Facts about Samuel Adams
Samuel Adams Biography
Samuel Adams was one of the Founding Fathers of the American Revolution.
He was a Boston politician and agitator for independence who’s gone down in history as an important figure, but lacking the intellectual heft of contemporaries such as Thomas Jefferson, George Washington and John Adams, his second cousin.
Born and raised in a prosperous family of Boston (his father had a successful brewery), Adams graduated from Harvard College in 1740.
With help from friends, Adams recovered from years as a bad businessman when he was made tax collector for Boston, a position he seems to have mostly bungled between 1756 and 1764, just before being elected to the Massachusetts House of Representatives.
A cousin and associate of John Adams and a close, dependent friend of John Hancock, Samuel Adams is known as one of the more rabble rousing of the Founding Fathers.
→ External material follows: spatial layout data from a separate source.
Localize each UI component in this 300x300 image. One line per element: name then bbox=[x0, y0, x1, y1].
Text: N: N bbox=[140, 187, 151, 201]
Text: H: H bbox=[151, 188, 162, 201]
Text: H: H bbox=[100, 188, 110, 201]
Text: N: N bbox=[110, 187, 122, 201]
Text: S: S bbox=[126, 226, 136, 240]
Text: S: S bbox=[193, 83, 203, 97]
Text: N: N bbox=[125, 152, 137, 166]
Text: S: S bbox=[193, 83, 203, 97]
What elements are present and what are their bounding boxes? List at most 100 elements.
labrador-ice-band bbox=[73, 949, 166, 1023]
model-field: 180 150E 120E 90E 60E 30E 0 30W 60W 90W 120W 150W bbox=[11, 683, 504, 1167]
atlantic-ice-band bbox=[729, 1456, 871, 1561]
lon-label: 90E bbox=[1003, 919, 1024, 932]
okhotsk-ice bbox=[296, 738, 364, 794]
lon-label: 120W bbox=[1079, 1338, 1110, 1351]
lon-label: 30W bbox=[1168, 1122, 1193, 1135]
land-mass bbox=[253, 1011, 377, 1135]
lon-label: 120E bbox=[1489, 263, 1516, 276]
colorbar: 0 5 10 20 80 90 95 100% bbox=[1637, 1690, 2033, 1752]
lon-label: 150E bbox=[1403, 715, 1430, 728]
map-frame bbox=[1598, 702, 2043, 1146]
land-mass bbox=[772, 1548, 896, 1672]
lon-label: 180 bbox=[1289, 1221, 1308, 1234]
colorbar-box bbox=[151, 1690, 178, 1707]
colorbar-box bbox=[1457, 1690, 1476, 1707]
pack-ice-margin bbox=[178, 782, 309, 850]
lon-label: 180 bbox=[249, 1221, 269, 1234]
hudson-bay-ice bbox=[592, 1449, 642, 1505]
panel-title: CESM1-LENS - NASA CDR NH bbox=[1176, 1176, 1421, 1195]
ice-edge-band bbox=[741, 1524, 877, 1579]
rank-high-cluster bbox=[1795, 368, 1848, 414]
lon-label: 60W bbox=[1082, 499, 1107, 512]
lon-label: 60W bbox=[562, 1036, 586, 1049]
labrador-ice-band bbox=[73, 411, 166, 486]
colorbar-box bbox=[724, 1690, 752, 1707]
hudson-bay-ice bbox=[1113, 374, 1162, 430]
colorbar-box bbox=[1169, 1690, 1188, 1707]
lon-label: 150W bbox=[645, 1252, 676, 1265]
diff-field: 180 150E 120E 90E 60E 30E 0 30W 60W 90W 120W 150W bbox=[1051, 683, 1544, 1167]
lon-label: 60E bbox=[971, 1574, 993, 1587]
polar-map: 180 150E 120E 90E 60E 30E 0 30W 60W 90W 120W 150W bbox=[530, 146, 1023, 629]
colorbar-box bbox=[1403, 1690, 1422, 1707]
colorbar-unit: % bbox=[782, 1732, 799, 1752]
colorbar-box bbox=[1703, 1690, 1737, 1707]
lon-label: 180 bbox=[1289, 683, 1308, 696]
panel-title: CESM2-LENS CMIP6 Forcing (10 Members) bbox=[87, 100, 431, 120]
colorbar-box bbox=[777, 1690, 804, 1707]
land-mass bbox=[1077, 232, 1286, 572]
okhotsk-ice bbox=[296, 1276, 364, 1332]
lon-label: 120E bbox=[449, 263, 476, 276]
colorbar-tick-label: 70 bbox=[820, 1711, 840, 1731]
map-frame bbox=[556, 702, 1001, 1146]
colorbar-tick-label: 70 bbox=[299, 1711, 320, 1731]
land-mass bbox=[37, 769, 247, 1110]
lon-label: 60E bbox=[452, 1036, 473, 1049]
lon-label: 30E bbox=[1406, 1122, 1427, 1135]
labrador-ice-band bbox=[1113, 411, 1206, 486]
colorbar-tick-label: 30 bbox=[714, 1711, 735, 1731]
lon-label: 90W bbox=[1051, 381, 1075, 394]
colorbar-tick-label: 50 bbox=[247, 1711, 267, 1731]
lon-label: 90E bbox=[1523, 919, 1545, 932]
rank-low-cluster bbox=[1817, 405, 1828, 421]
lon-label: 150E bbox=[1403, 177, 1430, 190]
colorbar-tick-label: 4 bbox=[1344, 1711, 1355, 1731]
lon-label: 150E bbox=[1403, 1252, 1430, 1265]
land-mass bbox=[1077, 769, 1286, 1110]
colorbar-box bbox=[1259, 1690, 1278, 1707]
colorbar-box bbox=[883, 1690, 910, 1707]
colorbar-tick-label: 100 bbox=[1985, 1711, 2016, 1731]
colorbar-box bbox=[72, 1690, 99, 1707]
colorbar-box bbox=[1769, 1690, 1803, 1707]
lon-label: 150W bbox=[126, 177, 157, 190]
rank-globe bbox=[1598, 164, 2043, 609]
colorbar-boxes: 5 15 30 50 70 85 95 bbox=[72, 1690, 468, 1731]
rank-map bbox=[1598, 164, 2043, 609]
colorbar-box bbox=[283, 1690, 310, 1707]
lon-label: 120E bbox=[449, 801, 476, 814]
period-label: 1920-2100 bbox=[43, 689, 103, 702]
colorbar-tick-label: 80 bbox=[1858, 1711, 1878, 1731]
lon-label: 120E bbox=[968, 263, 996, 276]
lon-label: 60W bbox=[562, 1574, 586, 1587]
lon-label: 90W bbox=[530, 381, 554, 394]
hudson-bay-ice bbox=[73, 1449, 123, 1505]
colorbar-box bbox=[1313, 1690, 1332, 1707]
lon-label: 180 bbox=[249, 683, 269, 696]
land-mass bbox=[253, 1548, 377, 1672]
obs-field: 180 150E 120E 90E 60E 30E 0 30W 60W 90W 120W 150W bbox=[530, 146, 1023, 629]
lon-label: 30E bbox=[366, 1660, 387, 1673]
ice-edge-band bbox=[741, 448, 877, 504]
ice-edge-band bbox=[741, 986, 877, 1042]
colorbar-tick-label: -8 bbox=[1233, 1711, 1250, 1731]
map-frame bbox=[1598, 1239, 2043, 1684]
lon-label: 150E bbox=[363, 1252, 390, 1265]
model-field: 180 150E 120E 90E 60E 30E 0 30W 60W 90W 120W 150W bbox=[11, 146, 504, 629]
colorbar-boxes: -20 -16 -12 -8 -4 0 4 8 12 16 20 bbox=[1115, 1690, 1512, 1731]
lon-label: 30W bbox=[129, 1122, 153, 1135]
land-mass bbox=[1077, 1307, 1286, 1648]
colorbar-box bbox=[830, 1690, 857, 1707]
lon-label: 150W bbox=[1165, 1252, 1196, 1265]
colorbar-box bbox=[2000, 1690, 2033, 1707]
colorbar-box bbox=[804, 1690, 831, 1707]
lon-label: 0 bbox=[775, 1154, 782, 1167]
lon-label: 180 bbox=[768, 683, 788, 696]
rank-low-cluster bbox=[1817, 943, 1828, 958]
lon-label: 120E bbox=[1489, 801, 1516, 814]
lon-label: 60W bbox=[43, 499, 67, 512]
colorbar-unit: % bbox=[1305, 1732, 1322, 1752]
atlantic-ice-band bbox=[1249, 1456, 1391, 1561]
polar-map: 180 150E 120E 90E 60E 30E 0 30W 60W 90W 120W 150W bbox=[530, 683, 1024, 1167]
His fellow “Sons of Liberty” were either good-hearted patriots for independence or a mob of unruly drunkards, depending on the story.
Adams himself was apparently a non-drinker, but he frequented various pubs to preach revolution and to distribute anti-British literature.
An especially strong player from Boston, Adams was an adept polemicist/propagandist who attended the Continental Congress in Philadelphia, signed the Declaration of Independence and helped draft the Articles of Confederation and the Massachusetts Constitution.
Samuel Adams became Lieutenant Governor of Massachusetts when his friend Hancock became the governor; Hancock died in 1793 and Adams succeeded him as the state’s second governor in 1794. He was re-elected in 1795 and 1796, then retired.
Extra credit
The Boston Beer Company, founded in 1984, brews beers named in honor of Samuel Adams, including Samuel Adams Boston Lager and Samuel Adams Rebel IPA.